コロナ黙示録

著 者:海堂尊
出版社:宝島社
出版日:2020年7月24日 第1刷発行
評 価:☆☆☆☆(説明)

 面白かったけど「こんな本を出版して大丈夫なの?」と思った本。

 「チーム・バチスタの栄光」から始まる「田口・白鳥シリーズ」に連なる作品。

 舞台は桜宮市と北海道と東京。2019年11月から2020年5月29日まで。中国の武漢で新型コロナウイルス感染症の感染者が確認されたのが2019年の年末。
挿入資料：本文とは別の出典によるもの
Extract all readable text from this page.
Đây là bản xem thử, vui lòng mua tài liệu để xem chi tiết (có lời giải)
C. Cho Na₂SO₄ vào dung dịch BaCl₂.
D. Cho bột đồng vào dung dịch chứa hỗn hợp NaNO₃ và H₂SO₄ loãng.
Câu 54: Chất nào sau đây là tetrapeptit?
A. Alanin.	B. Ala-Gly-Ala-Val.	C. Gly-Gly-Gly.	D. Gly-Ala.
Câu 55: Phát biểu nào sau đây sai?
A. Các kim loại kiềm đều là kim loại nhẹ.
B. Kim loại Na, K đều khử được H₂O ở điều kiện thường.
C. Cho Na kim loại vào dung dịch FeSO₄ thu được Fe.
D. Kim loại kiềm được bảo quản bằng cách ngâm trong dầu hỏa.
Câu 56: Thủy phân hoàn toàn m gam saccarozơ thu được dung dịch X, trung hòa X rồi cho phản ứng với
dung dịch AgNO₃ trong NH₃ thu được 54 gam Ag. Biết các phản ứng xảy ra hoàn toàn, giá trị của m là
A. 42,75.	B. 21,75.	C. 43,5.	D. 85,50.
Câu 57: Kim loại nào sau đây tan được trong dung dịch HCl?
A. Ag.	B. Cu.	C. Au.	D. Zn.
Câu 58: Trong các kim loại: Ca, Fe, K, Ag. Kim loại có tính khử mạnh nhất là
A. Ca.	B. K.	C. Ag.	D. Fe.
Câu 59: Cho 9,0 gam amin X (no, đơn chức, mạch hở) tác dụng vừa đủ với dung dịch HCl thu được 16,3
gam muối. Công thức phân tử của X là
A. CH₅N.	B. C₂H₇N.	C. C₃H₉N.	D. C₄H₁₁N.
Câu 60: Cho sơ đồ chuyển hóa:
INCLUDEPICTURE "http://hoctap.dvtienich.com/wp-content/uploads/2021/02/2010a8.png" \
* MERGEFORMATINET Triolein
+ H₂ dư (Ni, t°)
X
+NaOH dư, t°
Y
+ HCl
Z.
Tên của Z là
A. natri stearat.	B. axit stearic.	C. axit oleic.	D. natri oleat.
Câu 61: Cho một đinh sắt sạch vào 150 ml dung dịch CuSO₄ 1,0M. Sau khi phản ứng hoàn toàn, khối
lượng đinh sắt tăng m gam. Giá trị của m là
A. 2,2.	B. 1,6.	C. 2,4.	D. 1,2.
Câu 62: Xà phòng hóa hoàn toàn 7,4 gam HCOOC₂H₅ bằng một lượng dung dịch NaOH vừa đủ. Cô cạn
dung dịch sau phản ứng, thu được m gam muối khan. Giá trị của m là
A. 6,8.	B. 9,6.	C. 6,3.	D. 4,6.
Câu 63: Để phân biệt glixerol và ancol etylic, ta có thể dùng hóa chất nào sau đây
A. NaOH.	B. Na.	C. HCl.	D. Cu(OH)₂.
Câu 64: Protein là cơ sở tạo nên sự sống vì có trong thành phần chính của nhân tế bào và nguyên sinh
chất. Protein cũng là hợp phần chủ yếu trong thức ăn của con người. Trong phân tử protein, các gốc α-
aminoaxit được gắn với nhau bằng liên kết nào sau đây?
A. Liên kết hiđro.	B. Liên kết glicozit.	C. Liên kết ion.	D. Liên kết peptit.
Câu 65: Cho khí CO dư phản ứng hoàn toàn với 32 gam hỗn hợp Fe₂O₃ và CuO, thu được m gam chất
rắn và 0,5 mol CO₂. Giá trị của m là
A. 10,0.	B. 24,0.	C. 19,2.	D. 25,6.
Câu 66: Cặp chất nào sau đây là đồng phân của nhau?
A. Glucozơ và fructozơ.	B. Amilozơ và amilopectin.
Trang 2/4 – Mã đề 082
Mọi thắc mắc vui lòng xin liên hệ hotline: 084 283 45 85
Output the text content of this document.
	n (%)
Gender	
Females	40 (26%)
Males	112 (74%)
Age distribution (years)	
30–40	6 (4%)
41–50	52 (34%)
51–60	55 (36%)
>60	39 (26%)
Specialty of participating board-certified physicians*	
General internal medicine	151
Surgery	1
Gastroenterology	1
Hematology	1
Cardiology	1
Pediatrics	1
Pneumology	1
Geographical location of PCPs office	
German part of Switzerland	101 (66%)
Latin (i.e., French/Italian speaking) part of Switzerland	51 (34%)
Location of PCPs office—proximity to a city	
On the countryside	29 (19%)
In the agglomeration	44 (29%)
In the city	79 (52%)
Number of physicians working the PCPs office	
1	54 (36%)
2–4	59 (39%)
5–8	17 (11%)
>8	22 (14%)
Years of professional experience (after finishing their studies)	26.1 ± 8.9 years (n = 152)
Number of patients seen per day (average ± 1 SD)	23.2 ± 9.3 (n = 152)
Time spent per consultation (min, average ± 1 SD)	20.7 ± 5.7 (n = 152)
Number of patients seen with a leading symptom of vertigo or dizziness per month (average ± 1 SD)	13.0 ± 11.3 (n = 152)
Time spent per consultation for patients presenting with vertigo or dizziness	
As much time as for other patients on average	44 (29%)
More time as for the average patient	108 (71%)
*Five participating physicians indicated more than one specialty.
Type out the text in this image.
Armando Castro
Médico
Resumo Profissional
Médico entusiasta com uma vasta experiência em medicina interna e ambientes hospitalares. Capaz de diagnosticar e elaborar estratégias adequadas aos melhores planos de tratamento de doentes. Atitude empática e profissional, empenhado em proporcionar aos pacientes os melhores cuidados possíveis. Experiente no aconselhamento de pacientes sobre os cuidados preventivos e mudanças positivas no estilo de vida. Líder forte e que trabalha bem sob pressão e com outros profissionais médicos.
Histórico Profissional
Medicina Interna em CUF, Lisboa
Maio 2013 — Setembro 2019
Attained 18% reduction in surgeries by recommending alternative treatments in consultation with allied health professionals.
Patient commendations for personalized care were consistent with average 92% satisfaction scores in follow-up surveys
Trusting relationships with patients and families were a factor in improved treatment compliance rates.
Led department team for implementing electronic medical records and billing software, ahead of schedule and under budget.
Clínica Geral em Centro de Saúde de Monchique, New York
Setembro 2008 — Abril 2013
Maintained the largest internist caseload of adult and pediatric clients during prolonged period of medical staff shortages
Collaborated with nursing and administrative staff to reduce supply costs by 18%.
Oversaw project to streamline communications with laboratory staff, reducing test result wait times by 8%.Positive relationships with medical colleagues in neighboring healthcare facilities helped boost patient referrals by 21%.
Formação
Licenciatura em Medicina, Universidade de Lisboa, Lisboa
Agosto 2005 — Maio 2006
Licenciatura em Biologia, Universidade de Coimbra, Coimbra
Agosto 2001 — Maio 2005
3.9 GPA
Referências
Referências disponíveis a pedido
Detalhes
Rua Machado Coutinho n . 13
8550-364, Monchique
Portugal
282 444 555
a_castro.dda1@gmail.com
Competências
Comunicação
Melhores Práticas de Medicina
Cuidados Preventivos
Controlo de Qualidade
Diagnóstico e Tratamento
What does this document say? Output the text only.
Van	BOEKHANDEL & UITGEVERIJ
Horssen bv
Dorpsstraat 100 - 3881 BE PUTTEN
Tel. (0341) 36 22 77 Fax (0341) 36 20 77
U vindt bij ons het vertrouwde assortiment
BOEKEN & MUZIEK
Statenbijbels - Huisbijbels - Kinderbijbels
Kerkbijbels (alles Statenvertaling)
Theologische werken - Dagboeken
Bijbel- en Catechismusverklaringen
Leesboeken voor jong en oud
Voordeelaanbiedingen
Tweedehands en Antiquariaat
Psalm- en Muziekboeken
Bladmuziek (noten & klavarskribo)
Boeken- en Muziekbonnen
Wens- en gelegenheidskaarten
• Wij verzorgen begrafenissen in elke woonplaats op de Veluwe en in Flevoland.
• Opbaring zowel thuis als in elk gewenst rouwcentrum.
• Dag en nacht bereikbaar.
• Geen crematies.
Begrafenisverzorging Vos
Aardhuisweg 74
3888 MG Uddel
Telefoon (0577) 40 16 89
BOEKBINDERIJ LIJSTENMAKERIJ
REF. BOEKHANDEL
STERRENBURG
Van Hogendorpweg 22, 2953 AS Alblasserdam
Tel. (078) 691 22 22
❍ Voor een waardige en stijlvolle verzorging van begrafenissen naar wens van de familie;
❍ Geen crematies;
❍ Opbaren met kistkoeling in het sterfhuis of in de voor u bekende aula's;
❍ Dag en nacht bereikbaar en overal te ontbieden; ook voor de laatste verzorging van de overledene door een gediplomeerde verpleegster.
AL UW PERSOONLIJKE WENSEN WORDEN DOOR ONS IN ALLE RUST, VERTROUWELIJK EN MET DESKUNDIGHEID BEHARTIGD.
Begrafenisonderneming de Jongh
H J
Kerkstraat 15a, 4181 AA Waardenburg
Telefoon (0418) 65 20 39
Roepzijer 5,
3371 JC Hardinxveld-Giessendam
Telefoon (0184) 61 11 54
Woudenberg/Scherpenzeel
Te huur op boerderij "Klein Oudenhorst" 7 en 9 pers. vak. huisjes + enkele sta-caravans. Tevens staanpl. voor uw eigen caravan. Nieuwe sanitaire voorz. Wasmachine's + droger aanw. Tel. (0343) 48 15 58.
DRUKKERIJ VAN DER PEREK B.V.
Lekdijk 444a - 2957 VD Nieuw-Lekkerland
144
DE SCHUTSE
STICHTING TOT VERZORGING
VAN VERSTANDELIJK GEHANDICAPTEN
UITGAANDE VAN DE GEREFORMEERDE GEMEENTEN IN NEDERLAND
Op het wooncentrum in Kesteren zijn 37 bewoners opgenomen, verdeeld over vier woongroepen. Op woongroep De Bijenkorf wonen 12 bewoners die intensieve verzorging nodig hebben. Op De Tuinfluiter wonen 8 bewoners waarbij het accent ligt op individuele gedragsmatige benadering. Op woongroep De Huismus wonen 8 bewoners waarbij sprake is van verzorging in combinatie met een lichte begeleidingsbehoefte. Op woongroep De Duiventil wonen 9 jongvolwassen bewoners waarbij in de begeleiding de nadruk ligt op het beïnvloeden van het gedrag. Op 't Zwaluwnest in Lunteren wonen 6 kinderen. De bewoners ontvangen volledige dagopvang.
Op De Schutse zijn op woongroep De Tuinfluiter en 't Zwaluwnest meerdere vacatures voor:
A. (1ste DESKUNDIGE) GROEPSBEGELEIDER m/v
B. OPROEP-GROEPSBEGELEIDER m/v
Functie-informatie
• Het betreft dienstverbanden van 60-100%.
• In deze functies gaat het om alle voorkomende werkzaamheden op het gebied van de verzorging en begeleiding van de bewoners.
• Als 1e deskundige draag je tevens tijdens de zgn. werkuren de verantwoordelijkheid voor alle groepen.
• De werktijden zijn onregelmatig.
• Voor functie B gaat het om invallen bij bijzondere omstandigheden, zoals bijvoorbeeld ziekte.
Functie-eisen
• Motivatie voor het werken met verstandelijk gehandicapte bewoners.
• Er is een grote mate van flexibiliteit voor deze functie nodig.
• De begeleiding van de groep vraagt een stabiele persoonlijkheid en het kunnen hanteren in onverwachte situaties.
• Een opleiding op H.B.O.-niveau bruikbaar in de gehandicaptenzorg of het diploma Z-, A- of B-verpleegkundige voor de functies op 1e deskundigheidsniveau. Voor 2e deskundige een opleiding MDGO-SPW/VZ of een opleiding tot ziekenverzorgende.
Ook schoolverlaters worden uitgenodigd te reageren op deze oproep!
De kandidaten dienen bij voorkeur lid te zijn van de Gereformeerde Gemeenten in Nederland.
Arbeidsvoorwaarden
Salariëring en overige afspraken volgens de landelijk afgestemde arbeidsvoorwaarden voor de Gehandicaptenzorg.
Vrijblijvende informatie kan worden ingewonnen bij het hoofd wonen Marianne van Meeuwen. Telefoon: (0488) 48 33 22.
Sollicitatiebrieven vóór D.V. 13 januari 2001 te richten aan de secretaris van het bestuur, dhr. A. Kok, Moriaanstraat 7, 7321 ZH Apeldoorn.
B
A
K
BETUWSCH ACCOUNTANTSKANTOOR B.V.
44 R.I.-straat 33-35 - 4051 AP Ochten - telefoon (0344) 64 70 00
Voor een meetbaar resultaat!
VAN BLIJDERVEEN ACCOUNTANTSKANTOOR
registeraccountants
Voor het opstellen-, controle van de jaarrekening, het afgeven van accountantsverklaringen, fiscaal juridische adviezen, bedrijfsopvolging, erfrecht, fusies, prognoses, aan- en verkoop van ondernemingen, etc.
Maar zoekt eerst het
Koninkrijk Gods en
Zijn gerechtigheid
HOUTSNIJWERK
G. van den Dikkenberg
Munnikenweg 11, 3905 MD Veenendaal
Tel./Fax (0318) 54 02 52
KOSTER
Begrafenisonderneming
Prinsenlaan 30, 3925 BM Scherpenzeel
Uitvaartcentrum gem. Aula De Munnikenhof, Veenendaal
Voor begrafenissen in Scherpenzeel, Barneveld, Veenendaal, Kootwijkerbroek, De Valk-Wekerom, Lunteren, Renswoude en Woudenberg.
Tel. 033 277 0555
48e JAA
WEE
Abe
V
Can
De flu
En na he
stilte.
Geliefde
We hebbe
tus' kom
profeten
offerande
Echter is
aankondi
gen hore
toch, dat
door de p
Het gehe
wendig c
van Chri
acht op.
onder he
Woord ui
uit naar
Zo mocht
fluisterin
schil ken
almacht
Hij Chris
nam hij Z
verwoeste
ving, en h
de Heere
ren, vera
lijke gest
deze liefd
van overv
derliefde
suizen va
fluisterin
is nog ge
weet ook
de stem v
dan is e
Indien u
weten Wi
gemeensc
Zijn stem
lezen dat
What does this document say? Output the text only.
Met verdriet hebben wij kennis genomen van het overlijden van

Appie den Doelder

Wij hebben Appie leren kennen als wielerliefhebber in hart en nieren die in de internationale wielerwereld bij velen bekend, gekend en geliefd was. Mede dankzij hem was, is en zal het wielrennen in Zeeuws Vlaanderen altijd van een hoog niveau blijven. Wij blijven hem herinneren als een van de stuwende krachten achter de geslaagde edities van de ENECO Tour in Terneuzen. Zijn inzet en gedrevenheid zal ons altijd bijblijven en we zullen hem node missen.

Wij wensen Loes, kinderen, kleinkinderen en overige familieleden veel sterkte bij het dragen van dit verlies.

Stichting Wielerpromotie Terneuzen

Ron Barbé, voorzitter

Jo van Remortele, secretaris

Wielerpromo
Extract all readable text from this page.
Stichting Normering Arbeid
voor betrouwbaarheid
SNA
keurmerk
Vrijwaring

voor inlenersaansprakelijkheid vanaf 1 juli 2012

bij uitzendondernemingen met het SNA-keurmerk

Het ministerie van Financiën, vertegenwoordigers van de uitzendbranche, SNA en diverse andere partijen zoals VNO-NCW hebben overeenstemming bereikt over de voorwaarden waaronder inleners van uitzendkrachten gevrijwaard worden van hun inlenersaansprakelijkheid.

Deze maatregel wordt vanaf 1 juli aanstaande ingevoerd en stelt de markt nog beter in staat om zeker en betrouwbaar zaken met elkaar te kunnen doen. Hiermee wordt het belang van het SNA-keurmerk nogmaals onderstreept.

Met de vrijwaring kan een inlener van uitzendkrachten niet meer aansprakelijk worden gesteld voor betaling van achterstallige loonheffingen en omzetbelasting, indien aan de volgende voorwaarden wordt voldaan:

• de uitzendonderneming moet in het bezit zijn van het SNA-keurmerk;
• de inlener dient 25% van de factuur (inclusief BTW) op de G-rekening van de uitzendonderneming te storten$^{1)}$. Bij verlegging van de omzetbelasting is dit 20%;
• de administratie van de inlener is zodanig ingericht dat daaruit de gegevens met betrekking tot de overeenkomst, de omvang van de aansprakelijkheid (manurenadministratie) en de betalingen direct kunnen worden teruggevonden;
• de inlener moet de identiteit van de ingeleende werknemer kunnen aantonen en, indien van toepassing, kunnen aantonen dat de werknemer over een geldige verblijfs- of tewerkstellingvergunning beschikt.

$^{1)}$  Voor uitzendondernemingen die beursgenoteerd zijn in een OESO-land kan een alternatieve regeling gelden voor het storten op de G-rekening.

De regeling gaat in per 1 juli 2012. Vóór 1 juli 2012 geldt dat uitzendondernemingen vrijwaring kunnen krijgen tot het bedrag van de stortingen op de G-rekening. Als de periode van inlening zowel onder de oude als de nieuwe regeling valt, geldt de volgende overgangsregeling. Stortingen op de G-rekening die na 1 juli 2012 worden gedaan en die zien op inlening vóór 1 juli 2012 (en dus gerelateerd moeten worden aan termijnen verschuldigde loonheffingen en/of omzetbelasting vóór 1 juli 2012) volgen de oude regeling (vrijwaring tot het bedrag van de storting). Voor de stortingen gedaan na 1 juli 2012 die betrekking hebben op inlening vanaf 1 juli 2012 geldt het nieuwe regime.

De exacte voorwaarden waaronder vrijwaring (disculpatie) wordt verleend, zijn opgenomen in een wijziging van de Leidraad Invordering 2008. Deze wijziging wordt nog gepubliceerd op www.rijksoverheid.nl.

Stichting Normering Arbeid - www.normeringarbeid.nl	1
タイトルで明らかなので言うまでもないけれど、物語の大きなテーマは「新型コロナウイルス」。世界がその存在を認識してからの半年ほどの間に、日本で起きた騒動を、フィクションの形にして振り返る。

 桜宮の東城大学医学部付属病院の田口医師は、高階学長からウェブサイトでのコラム執筆の依頼を受ける。元々の依頼者は厚生労働省の白鳥技官。北海道では、極北市民病院の世良院長と、雪見市救命救急センターの速水センター長、フリーランスの病理医の彦根が、北海道知事との会議に参集していた。

 もうこの説明で、著者のファンならば「オールスターキャスト」だと分かるだろう。物語のストーリーはあまり紹介しない。なぜならば、私たちの多くがすでに知っているからだ。

 横浜港に停泊したクルーズ船「ダイヤモンド・ダスト号」の事件、そこに乗り込んだ感染症の専門家の医師の告発、人と人との接触の八割削減を提唱した「八割パパ」、3月の卒業シーズンに発せられた「休校要請」、全世帯に2枚の布マスク..。名前が少し違っても容易に想像がつく出来事が起きる。

 これに加えて、「安保首相」や「明菜夫人」が国有地の売買に関わった「有朋学園問題」や「満開の桜を愛でる会」、首相補佐官と厚労省の審議官の不倫カップル、官邸の守護神と呼ばれる検事長まで登場。政権に対して著者が振るう刃は留まるところを知らない。

 もちろん、田口医師らの活躍はオリジナルストーリー。物語の中で東城大学医学部付属病院は「奇跡の病院」と呼ばれる。面白くてためになった。